宫门是最后一道防线,然而禁军一退再退,心中了然再无获胜可能。
宁护春立于城门下,眼神锐利地望向城墙上的禁军:“本王顺应天命,拯救苍生万民!汝敢拦我?”
守城禁军双手微颤,手中长矛如同千钧之重,竟然拿不稳。
宁护春扬声道:“楚氏昏昧无道,官吏狼狈为奸,民间生灵涂炭!本王乃紫微下凡,自有为民安生之重任!汝等弃城投降,归顺本王,本王会好生相待。”
长矛落地,铮然一声。宁护春厉声令下:“攻城!”
嘶喊声掠过皇城,穿透高耸的宫墙。大部分宫人已于三日前随同楚涟离宫,留守宫中的太监婢子瞧见形势不对,也逃得逃散得散,仅剩几个聋哑的老仆实在无路可退。

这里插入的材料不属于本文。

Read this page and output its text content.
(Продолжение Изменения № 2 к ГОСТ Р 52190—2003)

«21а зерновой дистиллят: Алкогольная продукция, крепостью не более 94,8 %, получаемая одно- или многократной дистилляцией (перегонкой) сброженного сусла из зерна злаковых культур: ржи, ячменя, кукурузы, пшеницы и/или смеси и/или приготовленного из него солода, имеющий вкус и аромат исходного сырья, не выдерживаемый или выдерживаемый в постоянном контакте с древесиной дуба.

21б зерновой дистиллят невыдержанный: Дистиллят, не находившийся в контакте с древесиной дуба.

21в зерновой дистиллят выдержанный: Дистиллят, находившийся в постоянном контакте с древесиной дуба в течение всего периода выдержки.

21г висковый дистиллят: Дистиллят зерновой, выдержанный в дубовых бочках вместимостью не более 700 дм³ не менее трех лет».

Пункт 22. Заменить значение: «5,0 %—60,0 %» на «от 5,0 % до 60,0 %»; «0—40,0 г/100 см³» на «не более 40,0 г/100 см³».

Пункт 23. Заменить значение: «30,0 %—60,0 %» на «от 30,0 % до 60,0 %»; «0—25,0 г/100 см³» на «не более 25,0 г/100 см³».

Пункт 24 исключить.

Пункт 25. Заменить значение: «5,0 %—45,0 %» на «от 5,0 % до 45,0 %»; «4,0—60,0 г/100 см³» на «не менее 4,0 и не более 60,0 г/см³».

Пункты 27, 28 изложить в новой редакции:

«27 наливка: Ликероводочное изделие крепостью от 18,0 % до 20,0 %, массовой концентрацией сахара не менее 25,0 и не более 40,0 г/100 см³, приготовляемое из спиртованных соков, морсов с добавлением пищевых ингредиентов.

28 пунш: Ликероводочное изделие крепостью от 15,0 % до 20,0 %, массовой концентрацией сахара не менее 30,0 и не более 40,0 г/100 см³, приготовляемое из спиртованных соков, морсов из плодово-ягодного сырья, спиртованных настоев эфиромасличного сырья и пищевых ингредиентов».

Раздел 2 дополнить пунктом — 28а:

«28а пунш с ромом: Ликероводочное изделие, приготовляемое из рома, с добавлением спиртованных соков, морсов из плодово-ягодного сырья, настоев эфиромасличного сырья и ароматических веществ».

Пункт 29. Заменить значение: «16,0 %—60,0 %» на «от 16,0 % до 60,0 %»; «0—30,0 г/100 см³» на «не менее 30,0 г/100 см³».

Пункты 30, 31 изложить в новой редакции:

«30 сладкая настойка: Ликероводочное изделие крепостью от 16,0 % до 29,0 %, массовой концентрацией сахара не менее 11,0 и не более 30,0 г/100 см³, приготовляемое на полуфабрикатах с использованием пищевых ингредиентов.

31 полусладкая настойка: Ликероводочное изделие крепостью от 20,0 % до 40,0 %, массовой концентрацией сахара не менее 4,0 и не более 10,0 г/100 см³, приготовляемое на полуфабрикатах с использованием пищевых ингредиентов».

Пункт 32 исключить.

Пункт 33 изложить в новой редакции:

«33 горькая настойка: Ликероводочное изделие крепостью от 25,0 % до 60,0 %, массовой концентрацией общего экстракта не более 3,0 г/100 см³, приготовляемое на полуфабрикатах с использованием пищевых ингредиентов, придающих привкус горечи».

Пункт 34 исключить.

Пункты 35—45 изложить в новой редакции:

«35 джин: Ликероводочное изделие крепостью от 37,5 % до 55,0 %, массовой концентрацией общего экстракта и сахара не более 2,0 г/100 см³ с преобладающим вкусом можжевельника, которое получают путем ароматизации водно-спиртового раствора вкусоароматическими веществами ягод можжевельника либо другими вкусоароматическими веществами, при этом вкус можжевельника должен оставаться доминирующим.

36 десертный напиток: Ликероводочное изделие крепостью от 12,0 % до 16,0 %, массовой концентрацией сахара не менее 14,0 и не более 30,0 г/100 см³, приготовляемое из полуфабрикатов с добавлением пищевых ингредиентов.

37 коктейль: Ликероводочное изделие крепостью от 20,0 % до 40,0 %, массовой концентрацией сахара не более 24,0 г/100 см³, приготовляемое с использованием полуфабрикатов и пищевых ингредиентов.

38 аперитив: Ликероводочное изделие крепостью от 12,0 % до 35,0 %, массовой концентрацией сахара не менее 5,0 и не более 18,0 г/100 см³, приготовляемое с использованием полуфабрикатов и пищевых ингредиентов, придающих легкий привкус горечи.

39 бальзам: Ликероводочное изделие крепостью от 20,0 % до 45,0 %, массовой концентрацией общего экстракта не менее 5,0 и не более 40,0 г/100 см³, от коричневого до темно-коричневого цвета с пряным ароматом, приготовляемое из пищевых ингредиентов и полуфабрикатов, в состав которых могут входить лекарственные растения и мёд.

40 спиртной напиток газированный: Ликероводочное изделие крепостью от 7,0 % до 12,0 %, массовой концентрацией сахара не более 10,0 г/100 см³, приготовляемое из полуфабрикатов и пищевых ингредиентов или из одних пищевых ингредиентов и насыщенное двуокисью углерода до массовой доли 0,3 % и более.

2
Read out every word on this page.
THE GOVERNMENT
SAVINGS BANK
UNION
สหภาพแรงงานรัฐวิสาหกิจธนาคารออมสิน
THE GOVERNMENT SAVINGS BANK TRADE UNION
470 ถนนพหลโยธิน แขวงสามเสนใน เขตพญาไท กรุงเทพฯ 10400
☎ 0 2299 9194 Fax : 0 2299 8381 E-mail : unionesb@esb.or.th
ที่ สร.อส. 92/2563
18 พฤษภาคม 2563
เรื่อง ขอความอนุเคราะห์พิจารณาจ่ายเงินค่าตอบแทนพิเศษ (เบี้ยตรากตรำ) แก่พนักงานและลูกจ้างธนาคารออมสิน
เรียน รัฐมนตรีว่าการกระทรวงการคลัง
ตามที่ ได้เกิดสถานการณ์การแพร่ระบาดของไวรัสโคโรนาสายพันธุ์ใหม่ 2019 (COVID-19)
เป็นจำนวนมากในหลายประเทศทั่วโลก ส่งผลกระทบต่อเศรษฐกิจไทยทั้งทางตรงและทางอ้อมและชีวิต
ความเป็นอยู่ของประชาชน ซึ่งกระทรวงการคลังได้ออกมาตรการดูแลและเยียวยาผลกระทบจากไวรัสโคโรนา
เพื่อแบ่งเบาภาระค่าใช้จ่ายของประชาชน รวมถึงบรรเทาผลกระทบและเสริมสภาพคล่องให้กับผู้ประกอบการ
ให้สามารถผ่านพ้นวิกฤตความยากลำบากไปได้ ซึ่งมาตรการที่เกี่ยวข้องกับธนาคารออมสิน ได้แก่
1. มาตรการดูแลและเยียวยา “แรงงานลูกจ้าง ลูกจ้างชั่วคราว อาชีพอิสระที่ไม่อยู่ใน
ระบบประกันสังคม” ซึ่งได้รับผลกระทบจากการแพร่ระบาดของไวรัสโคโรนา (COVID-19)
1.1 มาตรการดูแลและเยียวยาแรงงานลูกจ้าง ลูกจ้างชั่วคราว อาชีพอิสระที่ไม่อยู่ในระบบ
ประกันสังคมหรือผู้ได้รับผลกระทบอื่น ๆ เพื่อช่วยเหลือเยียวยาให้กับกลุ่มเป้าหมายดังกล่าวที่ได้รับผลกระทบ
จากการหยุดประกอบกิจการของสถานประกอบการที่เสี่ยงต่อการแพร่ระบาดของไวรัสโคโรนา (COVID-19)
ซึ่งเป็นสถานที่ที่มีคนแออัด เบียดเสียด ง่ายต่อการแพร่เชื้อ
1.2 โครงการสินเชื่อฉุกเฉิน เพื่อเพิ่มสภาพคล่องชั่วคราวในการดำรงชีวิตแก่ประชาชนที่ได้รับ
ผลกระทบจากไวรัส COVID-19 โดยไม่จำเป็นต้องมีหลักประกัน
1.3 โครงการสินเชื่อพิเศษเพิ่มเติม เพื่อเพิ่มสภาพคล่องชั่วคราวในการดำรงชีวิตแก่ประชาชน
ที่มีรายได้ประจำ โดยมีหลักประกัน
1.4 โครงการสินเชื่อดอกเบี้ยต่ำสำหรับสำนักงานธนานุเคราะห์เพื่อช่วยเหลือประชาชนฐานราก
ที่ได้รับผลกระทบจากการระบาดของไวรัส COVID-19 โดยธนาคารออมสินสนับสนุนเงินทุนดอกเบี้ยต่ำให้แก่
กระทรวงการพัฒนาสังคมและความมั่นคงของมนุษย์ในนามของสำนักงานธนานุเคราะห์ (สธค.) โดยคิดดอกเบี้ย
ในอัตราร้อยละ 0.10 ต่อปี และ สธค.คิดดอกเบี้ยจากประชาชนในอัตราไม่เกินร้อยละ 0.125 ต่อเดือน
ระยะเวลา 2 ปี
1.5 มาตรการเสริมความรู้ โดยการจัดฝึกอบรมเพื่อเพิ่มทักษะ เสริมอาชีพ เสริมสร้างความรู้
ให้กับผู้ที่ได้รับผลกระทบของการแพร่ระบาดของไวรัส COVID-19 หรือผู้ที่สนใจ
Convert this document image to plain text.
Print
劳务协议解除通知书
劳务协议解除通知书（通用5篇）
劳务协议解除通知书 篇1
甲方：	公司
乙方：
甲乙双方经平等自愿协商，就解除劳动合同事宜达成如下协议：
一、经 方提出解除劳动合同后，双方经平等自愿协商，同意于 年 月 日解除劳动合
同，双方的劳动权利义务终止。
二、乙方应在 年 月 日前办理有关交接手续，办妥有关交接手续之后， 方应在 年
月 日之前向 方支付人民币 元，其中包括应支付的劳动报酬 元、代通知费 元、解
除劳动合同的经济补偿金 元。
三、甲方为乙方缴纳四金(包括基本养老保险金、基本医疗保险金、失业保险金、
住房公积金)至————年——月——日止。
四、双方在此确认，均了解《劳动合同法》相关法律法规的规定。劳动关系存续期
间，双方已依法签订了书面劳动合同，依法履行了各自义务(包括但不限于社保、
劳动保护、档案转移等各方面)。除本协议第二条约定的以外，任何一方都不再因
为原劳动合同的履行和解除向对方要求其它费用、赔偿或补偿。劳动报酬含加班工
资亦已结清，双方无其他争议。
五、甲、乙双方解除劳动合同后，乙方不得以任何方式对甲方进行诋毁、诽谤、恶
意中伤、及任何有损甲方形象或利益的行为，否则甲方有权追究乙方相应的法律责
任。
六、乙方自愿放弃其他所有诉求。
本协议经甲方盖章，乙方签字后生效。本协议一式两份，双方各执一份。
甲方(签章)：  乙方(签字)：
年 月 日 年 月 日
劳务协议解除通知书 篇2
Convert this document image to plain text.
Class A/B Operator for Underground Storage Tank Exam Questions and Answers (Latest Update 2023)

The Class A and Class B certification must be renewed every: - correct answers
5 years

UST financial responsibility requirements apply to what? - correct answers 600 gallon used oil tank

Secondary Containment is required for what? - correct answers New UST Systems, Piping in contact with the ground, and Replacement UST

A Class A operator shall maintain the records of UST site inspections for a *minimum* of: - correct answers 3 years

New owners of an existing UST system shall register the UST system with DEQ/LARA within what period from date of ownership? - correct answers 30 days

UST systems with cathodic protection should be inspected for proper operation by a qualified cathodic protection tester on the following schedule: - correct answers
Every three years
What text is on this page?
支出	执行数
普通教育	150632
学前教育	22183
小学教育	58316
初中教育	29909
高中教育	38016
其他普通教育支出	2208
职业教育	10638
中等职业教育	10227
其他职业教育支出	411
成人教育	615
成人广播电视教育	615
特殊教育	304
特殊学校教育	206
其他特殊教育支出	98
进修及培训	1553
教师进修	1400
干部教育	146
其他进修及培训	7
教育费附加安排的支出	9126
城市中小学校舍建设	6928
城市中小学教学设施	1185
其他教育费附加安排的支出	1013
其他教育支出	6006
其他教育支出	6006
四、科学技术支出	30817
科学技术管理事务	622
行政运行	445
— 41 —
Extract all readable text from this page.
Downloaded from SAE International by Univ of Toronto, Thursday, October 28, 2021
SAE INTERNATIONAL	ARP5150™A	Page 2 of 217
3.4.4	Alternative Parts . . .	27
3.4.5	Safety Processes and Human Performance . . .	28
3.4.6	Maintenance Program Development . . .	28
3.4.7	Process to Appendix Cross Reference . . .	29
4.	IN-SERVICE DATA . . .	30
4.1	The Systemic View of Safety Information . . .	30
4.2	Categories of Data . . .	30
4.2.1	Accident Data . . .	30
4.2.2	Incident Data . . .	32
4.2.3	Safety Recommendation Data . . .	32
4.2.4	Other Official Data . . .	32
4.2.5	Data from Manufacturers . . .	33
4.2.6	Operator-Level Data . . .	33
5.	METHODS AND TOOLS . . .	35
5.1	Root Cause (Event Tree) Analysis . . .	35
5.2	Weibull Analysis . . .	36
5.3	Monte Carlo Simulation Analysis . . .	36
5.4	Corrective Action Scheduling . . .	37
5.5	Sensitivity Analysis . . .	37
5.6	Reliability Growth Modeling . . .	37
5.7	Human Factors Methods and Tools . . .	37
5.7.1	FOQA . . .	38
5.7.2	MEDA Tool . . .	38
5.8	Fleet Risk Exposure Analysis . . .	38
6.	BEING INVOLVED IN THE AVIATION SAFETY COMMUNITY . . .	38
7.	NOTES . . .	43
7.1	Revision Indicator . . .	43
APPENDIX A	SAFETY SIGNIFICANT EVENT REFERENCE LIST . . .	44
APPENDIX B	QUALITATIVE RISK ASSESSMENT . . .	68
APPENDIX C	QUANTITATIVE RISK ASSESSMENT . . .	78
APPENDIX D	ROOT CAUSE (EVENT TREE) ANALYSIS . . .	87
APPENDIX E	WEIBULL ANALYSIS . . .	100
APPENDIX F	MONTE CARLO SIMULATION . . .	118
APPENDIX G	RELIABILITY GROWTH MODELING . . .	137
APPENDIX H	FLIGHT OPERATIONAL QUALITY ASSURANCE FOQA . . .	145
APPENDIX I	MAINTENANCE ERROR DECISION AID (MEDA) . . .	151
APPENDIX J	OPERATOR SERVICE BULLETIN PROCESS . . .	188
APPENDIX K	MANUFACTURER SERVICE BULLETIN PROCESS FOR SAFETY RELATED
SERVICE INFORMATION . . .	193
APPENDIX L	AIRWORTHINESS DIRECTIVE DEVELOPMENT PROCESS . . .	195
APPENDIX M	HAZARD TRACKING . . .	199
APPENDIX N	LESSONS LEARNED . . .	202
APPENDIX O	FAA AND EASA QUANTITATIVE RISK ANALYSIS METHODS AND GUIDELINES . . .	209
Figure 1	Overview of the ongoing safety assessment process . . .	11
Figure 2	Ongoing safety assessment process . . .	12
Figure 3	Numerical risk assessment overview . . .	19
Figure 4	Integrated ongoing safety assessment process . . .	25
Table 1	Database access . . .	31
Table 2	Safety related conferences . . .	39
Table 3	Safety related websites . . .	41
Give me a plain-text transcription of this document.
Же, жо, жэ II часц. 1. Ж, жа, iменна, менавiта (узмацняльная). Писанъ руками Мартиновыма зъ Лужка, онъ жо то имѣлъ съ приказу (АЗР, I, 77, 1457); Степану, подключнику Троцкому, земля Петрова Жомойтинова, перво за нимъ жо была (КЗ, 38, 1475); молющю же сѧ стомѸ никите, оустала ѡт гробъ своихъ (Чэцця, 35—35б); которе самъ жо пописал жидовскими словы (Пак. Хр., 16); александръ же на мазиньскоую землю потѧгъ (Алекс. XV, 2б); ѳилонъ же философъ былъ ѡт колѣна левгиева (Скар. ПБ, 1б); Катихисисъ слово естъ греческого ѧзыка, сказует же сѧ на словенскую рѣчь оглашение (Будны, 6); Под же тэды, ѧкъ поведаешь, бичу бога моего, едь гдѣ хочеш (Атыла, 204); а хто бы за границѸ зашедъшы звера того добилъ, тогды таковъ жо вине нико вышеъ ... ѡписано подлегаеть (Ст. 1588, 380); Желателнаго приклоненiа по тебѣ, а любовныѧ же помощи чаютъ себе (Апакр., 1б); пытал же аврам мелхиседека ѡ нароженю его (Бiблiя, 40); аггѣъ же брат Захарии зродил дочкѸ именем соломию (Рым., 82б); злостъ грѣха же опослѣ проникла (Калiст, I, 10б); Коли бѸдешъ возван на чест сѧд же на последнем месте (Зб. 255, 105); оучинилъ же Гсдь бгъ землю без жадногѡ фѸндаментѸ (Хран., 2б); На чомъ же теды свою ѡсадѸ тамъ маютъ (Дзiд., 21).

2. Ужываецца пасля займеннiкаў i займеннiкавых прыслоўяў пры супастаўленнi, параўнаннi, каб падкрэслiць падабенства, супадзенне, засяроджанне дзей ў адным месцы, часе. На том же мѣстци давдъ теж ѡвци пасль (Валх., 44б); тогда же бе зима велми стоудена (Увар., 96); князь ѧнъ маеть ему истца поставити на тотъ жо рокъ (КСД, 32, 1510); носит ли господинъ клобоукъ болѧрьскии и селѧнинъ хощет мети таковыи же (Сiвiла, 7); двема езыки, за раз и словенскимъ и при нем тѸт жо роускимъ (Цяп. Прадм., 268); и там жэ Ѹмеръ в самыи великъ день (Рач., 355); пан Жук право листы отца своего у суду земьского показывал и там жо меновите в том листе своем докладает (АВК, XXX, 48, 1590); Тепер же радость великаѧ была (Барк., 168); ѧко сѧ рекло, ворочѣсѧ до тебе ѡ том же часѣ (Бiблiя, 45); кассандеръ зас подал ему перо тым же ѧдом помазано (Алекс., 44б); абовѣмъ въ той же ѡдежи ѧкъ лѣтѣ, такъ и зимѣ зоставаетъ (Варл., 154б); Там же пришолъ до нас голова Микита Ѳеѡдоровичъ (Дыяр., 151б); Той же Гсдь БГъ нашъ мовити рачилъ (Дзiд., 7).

楚氏开国先祖的寝宫——辞凤宫。据说,萧太祖曾于此见到一只凤凰落在梧桐树上,高声鸣叫,随即展翅飞去。只怕当年萧太祖见到的那只凤凰已落入凡尘、满身尘埃,狼狈得与雉鸡野鸟无异。
辞凤宫中仅楚桢一人。楚桢亲手挑剪灯芯,他脸色平静,一如在烧水煮茶。
城外的喧嚷声彻底打破了寂静的长夜,黎明尚远。即便无人传报,楚桢不会不知道城门已然失陷,宁护春等人即将杀进宫里。